Who’s Watching Out for Our Kids?
Not much could shock me – or so I thought. I certainly was shocked as a student at the FBI Citizens Academy when in one of the optional exercises some of us watched over the shoulder of FBI agents in a computer center working on an Internet sting. I saw with my own eyes, a father in a chat room offer up his pre-teen son for sex with an adult male (who was actually an FBI agent in a chat room).
Repulsion is an understatement. I have as much disdain and disgust for that father as I do for the men of the cloth who preyed on children instead of praying for them. I was so angry that if I could have crawled through the wires to reach that father I would have probably been charged with a violent felony.
Well, I was shocked again recently, and relived that rage momentarily when I read the New York Times January 14, 2009 headline, “Report Calls Online Threats to Children Overblown.” The lead in the story by Brad Stone was “The Internet may not be such a dangerous place for children after all.” The story continued that the task force created “to look into the problem of sexual solicitation of children online has concluded that there really is not a significant problem.”
Not dangerous?! Not a significant problem? Without the Internet, how else could have that father easily offered his son for sale?
The news story went on to say that a report of a group called Internet Safety Technical Task Force issues a “278-page report [which] was the result of a year of meetings between dozens of academics, experts in childhood safety and executives of 30 companies, including Yahoo, AOL, MySpace and Facebook.”
Hmmm, exactly where did you think representatives of ISPs, social-networks and other businesses who make profit from Internet filth and carnage would come out on this issue?

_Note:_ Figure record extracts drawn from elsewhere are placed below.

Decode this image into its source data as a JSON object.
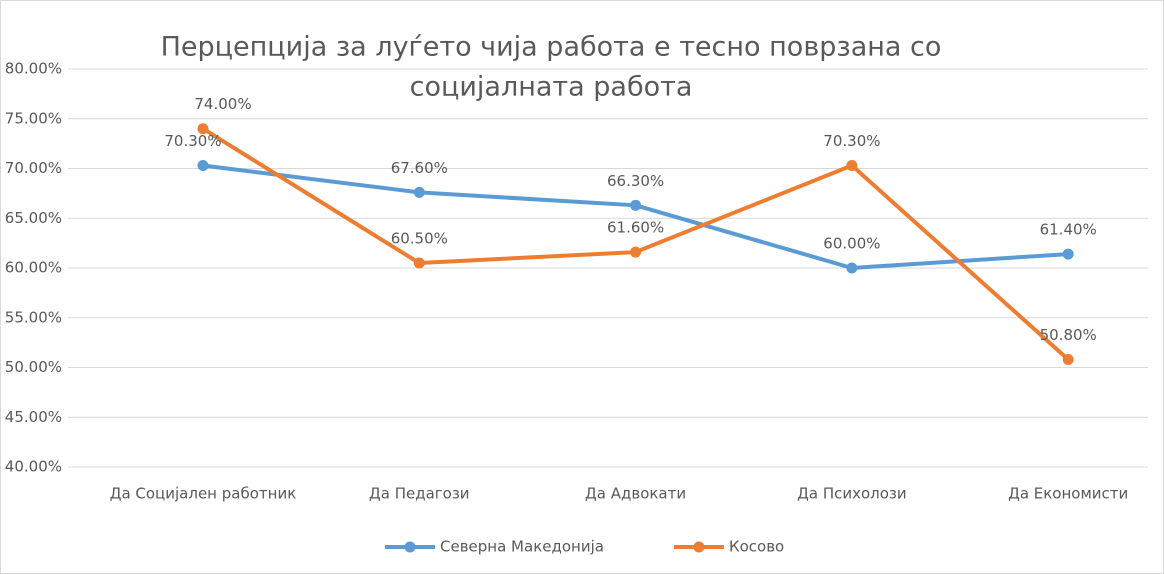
{
  "chart_data": {
    "type": "line",
    "title": [
      "Перцепција за луѓето чија работа е тесно поврзана со",
      "социјалната работа"
    ],
    "categories": [
      "Да Социјален работник",
      "Да Педагози",
      "Да Адвокати",
      "Да Психолози",
      "Да Економисти"
    ],
    "series": [
      {
        "name": "Северна Македонија",
        "color": "#5b9bd5",
        "values": [
          70.3,
          67.6,
          66.3,
          60.0,
          61.4
        ],
        "value_labels": [
          "70.30%",
          "67.60%",
          "66.30%",
          "60.00%",
          "61.40%"
        ]
      },
      {
        "name": "Косово",
        "color": "#ed7d31",
        "values": [
          74.0,
          60.5,
          61.6,
          70.3,
          50.8
        ],
        "value_labels": [
          "74.00%",
          "60.50%",
          "61.60%",
          "70.30%",
          "50.80%"
        ]
      }
    ],
    "ylim": [
      40,
      80
    ],
    "yticks": [
      {
        "value": 40,
        "label": "40.00%"
      },
      {
        "value": 45,
        "label": "45.00%"
      },
      {
        "value": 50,
        "label": "50.00%"
      },
      {
        "value": 55,
        "label": "55.00%"
      },
      {
        "value": 60,
        "label": "60.00%"
      },
      {
        "value": 65,
        "label": "65.00%"
      },
      {
        "value": 70,
        "label": "70.00%"
      },
      {
        "value": 75,
        "label": "75.00%"
      },
      {
        "value": 80,
        "label": "80.00%"
      }
    ],
    "grid": true,
    "legend": "bottom"
  }
}
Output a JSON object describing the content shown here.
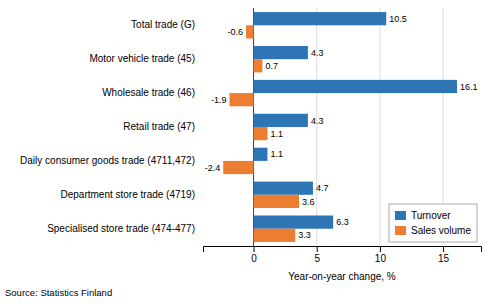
{
  "chart_data": {
    "type": "bar",
    "orientation": "horizontal",
    "categories": [
      "Total trade (G)",
      "Motor vehicle trade (45)",
      "Wholesale trade (46)",
      "Retail trade (47)",
      "Daily consumer goods trade (4711,472)",
      "Department store trade (4719)",
      "Specialised store trade (474-477)"
    ],
    "series": [
      {
        "name": "Turnover",
        "color": "#2E75B6",
        "values": [
          10.5,
          4.3,
          16.1,
          4.3,
          1.1,
          4.7,
          6.3
        ]
      },
      {
        "name": "Sales volume",
        "color": "#ED7D31",
        "values": [
          -0.6,
          0.7,
          -1.9,
          1.1,
          -2.4,
          3.6,
          3.3
        ]
      }
    ],
    "xlabel": "Year-on-year change, %",
    "annotations": [
      "Source: Statistics Finland"
    ],
    "xlim": [
      -4,
      18
    ],
    "xticks": [
      0,
      5,
      10,
      15
    ],
    "grid": true,
    "legend": "lower right",
    "data_labels": true
  }
}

Maybe we should save a bundle of cash and time and skip Senate investigations by following this model and asking the banks if they were responsible for the sub-prime mortgage. Of course we will need “dozens of academics” to sprinkle “academic holy water” on the report. We all know how right THEY are.
The task force was created by 49 state attorneys general. One of those attorneys general, Greenwich resident, Richard Blumenthal, criticized the report. He opened his official statement on the report by saying “This report is a step forward in the fight to better protect children from predators and inappropriate content on social networking sites.”
But in the next breath he states, “The report unfortunately downplays the threat of predators — in relying on research that is outdated or inadequate — and it fails to provide specific plans to implement technology in improving social networking safety.
“Law enforcement officials know the reality: children are solicited every day on line. All too often, they fall prey. MySpace alone has identified and removed more than 50,000 profiles of convicted, registered sex offenders. For every one of them, there may be countless using false names and ages.
“Technology companies and social networking sites must do more — and do it now. Blaming the victim is appalling and outrageous.”
Bravo, A.G. Blumenthal! At least someone in authority is watching out for our children. It is certainly not the U.S. Supreme Court who refused to overturn a lower court ruling banning implementation of the Child Online Protection Act.